Olympian, Heptathlon and Long Jump
Founder, Jackie Joyner-Kersee Youth Foundation

I am very blessed to be an honoree and to be among women who see beyond the locker room. This is women helping women. Networking to understand that there is more to what we are doing and the strength that we have to pull women from all walks of life together. It makes a difference not only in our lives but also in the future, in the lives of the young generation and the next generation.

Reflecting back on years ago and knowing that, at times, women were not appreciated for their effort on the athletic field or their efforts in the boardroom or their efforts in general. Now, they are being more appreciated and people are starting to see there is a market out there. Young girls want to see young women and corporate America is coming on board. I think it is great. Not just for us, as women, but for them as companies to have the foresight and to understand.
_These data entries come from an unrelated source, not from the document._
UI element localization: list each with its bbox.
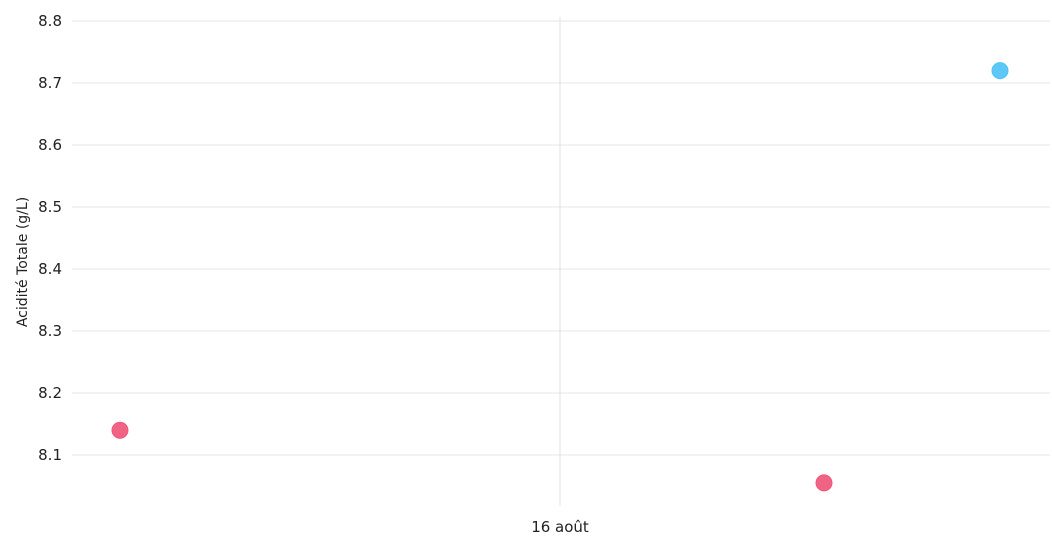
y-tick-label: 8.5 xyxy=(38,198,62,216)
y-axis-ticks: 8.1 8.2 8.3 8.4 8.5 8.6 8.7 8.8 xyxy=(38,12,62,464)
data-point[interactable] xyxy=(111,421,129,439)
x-tick-label: 16 août xyxy=(531,518,589,536)
y-tick-label: 8.3 xyxy=(38,322,62,340)
y-tick-label: 8.8 xyxy=(38,12,62,30)
y-tick-label: 8.6 xyxy=(38,136,62,154)
grid-lines xyxy=(72,17,1050,506)
y-axis-label: Acidité Totale (g/L) xyxy=(15,197,31,327)
y-tick-label: 8.2 xyxy=(38,384,62,402)
data-points xyxy=(111,62,1009,492)
y-tick-label: 8.1 xyxy=(38,446,62,464)
y-tick-label: 8.4 xyxy=(38,260,62,278)
data-point[interactable] xyxy=(991,62,1009,80)
data-point[interactable] xyxy=(815,474,833,492)
y-tick-label: 8.7 xyxy=(38,74,62,92)
x-axis-ticks: 16 août xyxy=(531,518,589,536)
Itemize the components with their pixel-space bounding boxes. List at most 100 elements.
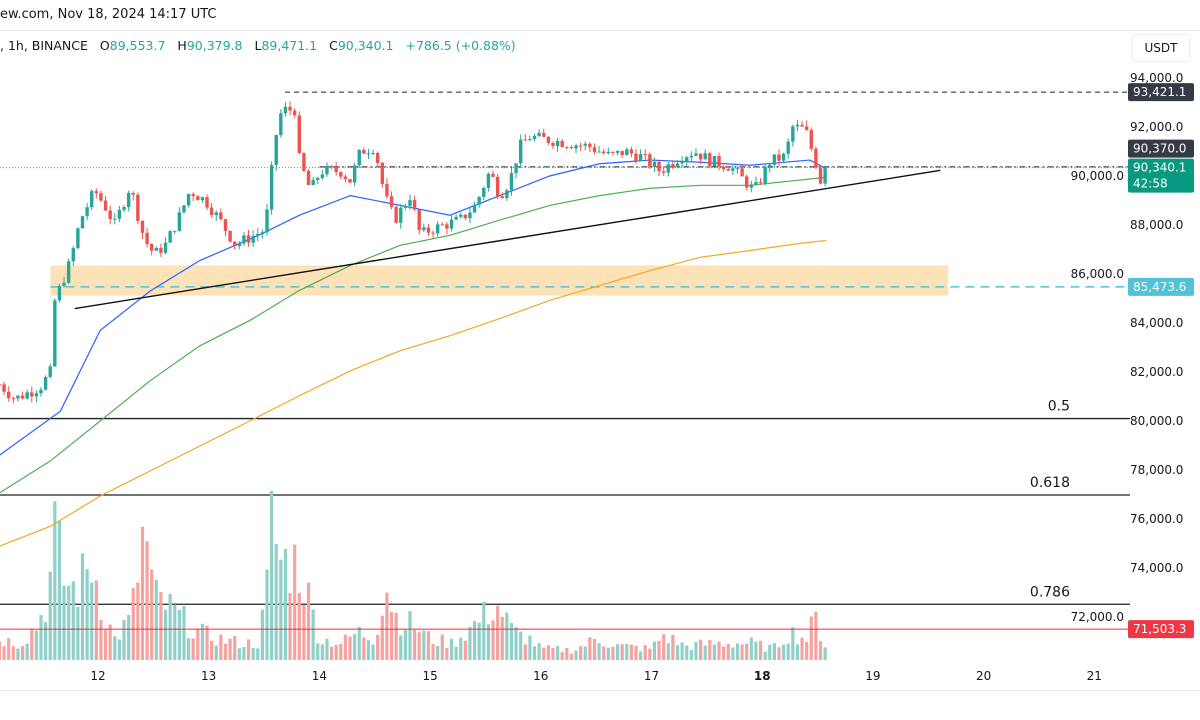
- candle-body: [34, 393, 39, 397]
- candle-body: [57, 285, 62, 301]
- volume-bar: [445, 648, 449, 660]
- volume-bar: [376, 634, 380, 660]
- candle-body: [740, 168, 744, 177]
- volume-bar: [223, 643, 228, 660]
- volume-bar: [173, 604, 177, 660]
- candle-body: [376, 152, 380, 164]
- volume-bar: [25, 643, 29, 660]
- volume-bar: [436, 645, 440, 660]
- candle-body: [103, 200, 108, 211]
- candle-body: [214, 212, 218, 216]
- candle-body: [399, 207, 403, 223]
- candle-body: [611, 151, 615, 153]
- volume-bar: [823, 647, 827, 660]
- price-tag: [1128, 158, 1194, 193]
- price-tick: 92,000.0: [1130, 120, 1183, 134]
- candle-body: [389, 196, 394, 207]
- volume-bar: [30, 628, 34, 660]
- candle-body: [708, 153, 712, 167]
- candle-body: [159, 247, 163, 253]
- volume-bar: [34, 630, 38, 660]
- low-value: 89,471.1: [261, 38, 318, 53]
- volume-bar: [182, 605, 186, 660]
- candle-body: [168, 231, 172, 243]
- volume-bar: [532, 646, 537, 660]
- volume-bar: [39, 615, 43, 660]
- candle-body: [518, 139, 523, 164]
- trendline: [74, 169, 941, 310]
- volume-bar: [620, 644, 624, 660]
- candle-body: [454, 216, 458, 220]
- candle-body: [94, 191, 99, 194]
- candle-body: [560, 140, 564, 148]
- price-tag-label: 90,370.0: [1133, 142, 1186, 156]
- volume-bar: [288, 593, 292, 660]
- candle-body: [182, 205, 186, 213]
- volume-bar: [108, 624, 112, 660]
- candle-body: [283, 106, 288, 114]
- low-label: L: [254, 38, 262, 53]
- price-tag-label: 71,503.3: [1133, 622, 1186, 636]
- volume-bar: [675, 645, 680, 660]
- high-value: 90,379.8: [186, 38, 243, 53]
- volume-bar: [251, 648, 255, 660]
- volume-bar: [140, 526, 145, 660]
- candle-body: [43, 376, 48, 390]
- volume-bar: [210, 640, 214, 660]
- volume-bar: [168, 594, 172, 660]
- candle-body: [394, 206, 398, 223]
- candle-body: [149, 244, 154, 251]
- volume-bar: [777, 647, 781, 660]
- candle-body: [16, 395, 20, 399]
- price-tag: [1128, 277, 1194, 296]
- candle-body: [357, 149, 361, 166]
- candle-body: [749, 184, 754, 188]
- volume-bar: [800, 637, 804, 660]
- volume-bar: [523, 644, 527, 660]
- volume-bar: [726, 643, 730, 660]
- volume-bar: [694, 641, 698, 660]
- candle-body: [417, 209, 421, 231]
- candle-body: [449, 219, 454, 229]
- candle-body: [717, 156, 721, 167]
- volume-bar: [320, 644, 324, 660]
- price-tag: [1128, 139, 1194, 158]
- volume-bar: [717, 641, 721, 660]
- volume-bar: [735, 643, 740, 660]
- candle-body: [108, 210, 112, 220]
- volume-bar: [154, 579, 158, 660]
- volume-bar: [117, 639, 122, 660]
- candle-body: [500, 196, 504, 199]
- volume-bar: [689, 650, 693, 660]
- volume-bar: [542, 647, 546, 660]
- candle-body: [791, 126, 795, 142]
- volume-bar: [7, 638, 11, 660]
- candle-body: [583, 143, 587, 146]
- candle-body: [11, 398, 16, 400]
- open-value: 89,553.7: [109, 38, 166, 53]
- candle-body: [542, 132, 546, 137]
- candle-body: [523, 139, 528, 141]
- candle-body: [219, 212, 223, 220]
- candle-body: [809, 130, 813, 149]
- price-tag: [1128, 620, 1194, 639]
- volume-bar: [814, 611, 818, 660]
- candle-body: [274, 135, 278, 166]
- volume-bar: [722, 646, 726, 660]
- candle-body: [237, 243, 242, 247]
- volume-bar: [634, 645, 638, 660]
- time-axis-divider: [0, 690, 1200, 691]
- volume-bar: [597, 643, 601, 660]
- candle-body: [758, 182, 763, 184]
- candle-body: [818, 167, 823, 184]
- candle-body: [76, 228, 80, 249]
- currency-selector[interactable]: USDT: [1132, 34, 1190, 62]
- candle-body: [680, 161, 684, 164]
- candle-body: [136, 194, 140, 221]
- candle-body: [459, 214, 463, 217]
- volume-bar: [749, 637, 753, 660]
- candle-body: [20, 395, 25, 399]
- candle-body: [186, 194, 191, 206]
- candle-body: [546, 136, 551, 143]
For me, being involved and fostering ideas of getting young girls to participate in sports and to be successful in life is something that will continue to be a part of my life. It was because people volunteered to help me when I did not know what volunteering was all about. I always knew I had a place to go. There were always people who cared about me, who chaperoned me, who mothered me, acted as aunt and grandmother. They were always there. Those people made a difference in my life. Hopefully, I will continue to make a difference in the lives of the next generation as WISE has made a difference in the lives of women across America.

Women have always been my role models and have always taught me that we could fight many battles and we could win many wars. Having Wilma Rudolph and Rosa Parks as role models and knowing that their strength and stability allowed them to go on and be successful is something that I am very proud of.  

Pat Head Summitt

Basketball Coach, Lady Vols
University of Tennessee

I am very familiar with WISE. I think it has done a terrific job as far as networking, helping women and making a difference. The thing I try to teach our student-athletes is the benefit, the value of networking with other women, something that we did not have the opportunity to do when I came out of college. There was no organization. You felt like you were on your own a lot of the time. The case with WISE is you can pick up the phone, if nothing else; you can share, bounce ideas off [each other] and hopefully benefit from just having that professional relationship. The fact that I know a number of people in WISE, I know the impact they have had on women.

Receiving this award is an honor. It is a result of having the opportunity to work with young women myself. I just have to thank all the talented and dedicated student-athletes who have made a difference in my life. You hope you are making a difference in theirs. Clearly, they have made a difference for me personally and professionally. So, this honor is one I'll accept on behalf of all the student-athletes I have coached.

To all of you at WISE, what a great organization! You have grown tremendously. Sue wrote in her note to me that you are more about women in the boardroom than in the locker room. I thought, you know, that is true. But it is in the locker room in which I have the opportunity to teach young women valuable life skills, which I think will allow them to get into the boardroom, to be in corporate America and to be women who can be successful in whatever career opportunity that they so desire.